Suppose $K_{m,n}$ is a complete bipartite graph. Then $mn\ge m+n-1$.
Taking $m\ge1$ fixed. Applying induction on $n$.
$n=1$, Result hold trivially.
Assume result holds for $n=k$.
So, $mk \ge m+k-1$. We want to prove for $n=k+1$.That is we are adding one more vertex to other partite sets. So the number of edges will be increased by $m$. We know that $m\ge 1$. Adding $m$ on both sides of our assumed inequality. We get, $mk+m \ge m+k-1+m$. Also we have $m\ge 1$. Add $m+k-1$ on both sides. We get $m+k-1+m\ge m+k$. Hence, by induction, Result holds for all positive integers. $\because$ $m,n$ are symmetric, we can do this for $n\ge 1$. Did I write the correct proof for the given result? How do I prove the result without induction?

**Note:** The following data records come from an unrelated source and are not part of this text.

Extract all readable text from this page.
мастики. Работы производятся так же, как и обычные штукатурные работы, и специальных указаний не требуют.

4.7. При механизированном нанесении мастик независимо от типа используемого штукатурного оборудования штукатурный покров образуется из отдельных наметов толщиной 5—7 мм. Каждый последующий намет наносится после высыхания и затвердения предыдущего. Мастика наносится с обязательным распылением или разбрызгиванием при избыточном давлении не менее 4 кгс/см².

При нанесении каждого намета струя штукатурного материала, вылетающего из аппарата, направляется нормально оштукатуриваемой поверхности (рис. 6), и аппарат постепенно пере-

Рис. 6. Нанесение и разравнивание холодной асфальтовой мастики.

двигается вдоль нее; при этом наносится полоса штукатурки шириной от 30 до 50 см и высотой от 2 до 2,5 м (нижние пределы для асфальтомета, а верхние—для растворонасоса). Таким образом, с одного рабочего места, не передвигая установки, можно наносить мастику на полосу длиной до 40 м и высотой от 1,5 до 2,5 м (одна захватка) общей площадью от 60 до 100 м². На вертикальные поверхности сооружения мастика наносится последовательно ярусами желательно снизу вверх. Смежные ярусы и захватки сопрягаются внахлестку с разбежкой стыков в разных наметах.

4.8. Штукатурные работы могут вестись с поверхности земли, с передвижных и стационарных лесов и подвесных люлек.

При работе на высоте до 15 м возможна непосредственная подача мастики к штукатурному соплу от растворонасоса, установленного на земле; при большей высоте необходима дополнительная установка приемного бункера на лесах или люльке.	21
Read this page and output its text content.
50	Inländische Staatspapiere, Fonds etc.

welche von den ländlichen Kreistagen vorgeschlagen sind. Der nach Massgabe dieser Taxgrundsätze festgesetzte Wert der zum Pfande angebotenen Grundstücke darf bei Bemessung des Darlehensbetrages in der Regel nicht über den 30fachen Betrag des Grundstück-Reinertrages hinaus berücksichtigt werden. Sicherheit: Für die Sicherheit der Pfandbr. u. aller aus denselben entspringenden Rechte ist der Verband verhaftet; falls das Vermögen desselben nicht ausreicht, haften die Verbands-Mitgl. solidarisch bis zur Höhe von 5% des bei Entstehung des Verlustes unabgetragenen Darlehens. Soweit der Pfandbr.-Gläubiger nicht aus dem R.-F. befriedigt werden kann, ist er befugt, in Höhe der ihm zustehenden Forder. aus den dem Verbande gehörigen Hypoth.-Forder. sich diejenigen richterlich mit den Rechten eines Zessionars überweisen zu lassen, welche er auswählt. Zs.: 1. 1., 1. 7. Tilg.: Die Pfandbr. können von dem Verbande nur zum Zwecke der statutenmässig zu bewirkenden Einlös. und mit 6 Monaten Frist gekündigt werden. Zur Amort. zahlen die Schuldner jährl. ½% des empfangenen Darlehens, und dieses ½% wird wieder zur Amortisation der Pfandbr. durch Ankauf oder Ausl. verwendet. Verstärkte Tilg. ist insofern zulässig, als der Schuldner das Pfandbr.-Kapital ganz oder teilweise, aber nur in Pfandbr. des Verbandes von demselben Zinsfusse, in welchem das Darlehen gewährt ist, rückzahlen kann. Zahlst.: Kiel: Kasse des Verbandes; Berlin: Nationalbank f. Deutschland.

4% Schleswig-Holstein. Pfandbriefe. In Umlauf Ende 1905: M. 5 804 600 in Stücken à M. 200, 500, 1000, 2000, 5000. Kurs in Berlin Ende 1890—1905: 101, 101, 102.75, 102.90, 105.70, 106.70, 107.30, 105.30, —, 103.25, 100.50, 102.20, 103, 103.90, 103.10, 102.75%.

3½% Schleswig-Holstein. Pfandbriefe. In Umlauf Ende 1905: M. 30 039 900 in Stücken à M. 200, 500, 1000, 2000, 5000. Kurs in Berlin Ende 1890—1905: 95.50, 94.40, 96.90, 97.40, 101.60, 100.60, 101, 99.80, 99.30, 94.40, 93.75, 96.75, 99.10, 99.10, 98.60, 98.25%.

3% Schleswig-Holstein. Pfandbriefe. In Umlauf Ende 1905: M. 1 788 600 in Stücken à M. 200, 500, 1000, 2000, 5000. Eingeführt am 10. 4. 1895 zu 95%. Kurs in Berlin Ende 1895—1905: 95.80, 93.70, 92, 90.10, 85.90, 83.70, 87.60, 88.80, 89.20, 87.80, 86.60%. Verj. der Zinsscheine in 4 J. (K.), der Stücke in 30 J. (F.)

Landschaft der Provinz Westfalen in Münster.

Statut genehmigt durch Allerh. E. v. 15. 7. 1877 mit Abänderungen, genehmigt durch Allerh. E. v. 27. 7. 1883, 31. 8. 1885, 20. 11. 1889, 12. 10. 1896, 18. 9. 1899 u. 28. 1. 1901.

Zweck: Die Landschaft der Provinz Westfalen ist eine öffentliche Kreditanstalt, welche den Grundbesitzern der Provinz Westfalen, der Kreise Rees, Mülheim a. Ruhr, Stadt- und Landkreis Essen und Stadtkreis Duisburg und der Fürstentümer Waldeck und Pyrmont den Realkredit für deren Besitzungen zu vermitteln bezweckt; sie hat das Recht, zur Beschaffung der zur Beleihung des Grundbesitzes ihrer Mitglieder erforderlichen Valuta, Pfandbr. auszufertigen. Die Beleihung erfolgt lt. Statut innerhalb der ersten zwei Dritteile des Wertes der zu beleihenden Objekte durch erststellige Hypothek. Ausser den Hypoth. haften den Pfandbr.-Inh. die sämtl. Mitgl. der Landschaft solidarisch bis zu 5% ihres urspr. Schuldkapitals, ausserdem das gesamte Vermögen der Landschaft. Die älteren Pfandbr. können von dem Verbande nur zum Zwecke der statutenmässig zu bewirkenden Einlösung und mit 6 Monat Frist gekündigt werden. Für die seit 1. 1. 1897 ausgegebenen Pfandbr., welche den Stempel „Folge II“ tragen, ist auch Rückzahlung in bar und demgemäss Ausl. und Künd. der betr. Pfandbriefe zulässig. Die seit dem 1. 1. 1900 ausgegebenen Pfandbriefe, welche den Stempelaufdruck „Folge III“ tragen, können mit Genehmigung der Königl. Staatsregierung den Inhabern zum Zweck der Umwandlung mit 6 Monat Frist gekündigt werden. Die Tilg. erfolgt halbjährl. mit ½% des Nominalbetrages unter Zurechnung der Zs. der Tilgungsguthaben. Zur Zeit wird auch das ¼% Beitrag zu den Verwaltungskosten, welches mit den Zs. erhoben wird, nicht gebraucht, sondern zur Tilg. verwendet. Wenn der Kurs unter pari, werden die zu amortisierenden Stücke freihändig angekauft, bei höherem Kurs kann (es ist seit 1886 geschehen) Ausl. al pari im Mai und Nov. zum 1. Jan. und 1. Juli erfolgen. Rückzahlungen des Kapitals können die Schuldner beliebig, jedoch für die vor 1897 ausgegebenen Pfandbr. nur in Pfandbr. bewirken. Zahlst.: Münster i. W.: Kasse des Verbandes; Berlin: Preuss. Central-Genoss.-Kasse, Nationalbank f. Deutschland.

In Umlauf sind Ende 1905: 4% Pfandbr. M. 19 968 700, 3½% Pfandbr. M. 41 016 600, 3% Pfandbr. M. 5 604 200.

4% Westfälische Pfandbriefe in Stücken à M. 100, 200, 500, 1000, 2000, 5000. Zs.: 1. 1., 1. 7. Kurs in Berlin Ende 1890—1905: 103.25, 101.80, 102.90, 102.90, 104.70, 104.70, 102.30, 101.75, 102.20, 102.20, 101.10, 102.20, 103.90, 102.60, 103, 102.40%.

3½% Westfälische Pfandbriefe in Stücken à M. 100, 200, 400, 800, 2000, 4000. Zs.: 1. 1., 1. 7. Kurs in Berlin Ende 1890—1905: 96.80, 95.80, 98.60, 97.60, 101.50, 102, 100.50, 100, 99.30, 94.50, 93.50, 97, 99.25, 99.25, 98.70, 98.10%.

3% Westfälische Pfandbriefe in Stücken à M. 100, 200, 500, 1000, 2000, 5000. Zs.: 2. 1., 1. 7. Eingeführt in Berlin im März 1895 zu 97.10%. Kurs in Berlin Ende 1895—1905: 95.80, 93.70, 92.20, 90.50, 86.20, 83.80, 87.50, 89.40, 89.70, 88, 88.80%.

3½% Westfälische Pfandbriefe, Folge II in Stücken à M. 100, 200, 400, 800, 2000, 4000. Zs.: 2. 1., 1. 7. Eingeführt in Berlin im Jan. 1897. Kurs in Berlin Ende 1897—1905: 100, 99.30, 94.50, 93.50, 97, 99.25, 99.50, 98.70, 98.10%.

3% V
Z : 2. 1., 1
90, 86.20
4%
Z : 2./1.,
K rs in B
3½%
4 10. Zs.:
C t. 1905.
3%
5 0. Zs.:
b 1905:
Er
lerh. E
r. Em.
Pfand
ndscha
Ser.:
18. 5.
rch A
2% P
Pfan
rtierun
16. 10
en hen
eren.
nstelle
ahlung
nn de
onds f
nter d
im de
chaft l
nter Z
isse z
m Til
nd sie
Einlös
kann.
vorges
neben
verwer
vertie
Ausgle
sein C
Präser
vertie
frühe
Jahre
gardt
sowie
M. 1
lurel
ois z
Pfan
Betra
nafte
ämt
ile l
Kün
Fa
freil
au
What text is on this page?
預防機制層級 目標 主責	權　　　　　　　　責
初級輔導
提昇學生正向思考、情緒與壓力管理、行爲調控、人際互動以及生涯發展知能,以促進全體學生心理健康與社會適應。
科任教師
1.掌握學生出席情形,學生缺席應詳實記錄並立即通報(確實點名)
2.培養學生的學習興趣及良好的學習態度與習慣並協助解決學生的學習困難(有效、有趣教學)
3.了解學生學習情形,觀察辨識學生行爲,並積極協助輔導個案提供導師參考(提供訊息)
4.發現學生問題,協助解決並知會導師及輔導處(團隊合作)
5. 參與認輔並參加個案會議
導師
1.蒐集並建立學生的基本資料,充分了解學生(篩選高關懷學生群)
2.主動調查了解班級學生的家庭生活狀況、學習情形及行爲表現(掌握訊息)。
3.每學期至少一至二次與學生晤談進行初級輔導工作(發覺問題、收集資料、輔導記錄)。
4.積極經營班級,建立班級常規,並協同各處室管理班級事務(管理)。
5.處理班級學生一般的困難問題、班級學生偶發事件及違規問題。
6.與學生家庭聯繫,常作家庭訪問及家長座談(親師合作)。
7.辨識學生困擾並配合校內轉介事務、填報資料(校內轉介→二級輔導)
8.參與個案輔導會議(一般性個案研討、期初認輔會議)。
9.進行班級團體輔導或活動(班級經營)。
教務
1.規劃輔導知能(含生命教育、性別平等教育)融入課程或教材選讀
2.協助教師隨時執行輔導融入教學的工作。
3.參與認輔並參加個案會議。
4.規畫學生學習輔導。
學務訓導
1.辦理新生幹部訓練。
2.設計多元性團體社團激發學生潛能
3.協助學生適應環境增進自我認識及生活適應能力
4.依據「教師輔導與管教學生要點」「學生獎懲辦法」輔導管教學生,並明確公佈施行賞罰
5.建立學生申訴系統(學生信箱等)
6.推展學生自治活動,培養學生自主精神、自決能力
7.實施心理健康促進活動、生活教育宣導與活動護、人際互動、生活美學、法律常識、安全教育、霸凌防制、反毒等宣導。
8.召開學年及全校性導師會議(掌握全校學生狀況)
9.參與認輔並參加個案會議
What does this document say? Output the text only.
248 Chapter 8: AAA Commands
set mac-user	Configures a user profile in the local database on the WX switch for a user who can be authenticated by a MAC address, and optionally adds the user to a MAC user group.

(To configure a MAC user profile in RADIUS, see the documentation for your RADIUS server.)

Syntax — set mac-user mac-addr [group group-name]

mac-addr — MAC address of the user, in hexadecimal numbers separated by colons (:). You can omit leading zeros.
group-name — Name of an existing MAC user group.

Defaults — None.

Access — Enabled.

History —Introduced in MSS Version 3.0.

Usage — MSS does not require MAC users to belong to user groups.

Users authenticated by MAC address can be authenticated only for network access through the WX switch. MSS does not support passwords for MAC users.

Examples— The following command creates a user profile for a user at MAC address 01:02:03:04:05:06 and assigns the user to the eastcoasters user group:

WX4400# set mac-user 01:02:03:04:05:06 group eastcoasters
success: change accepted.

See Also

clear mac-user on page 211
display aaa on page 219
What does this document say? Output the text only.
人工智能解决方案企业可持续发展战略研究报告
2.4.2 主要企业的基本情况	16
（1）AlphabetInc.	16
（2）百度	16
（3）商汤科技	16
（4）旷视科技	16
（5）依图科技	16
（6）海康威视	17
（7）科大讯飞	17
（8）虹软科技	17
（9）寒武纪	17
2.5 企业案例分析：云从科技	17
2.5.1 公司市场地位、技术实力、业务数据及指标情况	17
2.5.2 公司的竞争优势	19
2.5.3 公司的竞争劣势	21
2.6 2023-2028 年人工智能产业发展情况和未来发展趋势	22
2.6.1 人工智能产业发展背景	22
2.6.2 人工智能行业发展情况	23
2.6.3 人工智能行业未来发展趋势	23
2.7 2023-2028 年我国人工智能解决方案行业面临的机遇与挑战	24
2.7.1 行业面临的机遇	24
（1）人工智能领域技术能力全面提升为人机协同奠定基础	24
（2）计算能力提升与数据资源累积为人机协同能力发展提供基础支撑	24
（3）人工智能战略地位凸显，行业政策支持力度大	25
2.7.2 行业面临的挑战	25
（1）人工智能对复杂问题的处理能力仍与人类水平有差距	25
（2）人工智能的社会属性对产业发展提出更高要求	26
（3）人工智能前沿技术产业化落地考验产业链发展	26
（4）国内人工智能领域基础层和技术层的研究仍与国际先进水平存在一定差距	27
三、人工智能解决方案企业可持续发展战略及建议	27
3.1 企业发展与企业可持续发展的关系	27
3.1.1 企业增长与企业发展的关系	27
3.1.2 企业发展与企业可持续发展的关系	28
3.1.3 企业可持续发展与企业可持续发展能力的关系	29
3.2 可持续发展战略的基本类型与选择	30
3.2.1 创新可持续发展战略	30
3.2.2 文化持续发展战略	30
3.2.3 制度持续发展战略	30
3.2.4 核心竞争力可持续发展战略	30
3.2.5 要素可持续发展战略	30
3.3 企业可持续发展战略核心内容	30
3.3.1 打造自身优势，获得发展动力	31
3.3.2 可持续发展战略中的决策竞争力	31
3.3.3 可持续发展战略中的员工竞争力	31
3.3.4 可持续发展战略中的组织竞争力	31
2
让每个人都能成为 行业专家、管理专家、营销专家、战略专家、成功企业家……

By König's theorem, if $\kappa_i,\lambda_i$ $(i\in I)$ are cardinal numbers such that $\lambda_i\gt\kappa_i$ for each $i\in I,$ then $\prod_{i\in I}\lambda_i\gt\sum_{i\in I}\kappa_i.$ In particular, if $a_1,a_2,b_1,b_2$ are nonnegative integers such that $a_1\gt b_1$ and $a_2\gt b_2,$ then $a_1b_1\gt a_2+b_2.$ If $m,n$ are positive integers then, since $m\gt m-1\ge0$ and $n\gt n-1\ge0,$ it follows that $mn\gt(m-1)+(n-1)=m+n-2.$ Since $mn$ is an integer, this means that $mn\ge m+n-1.$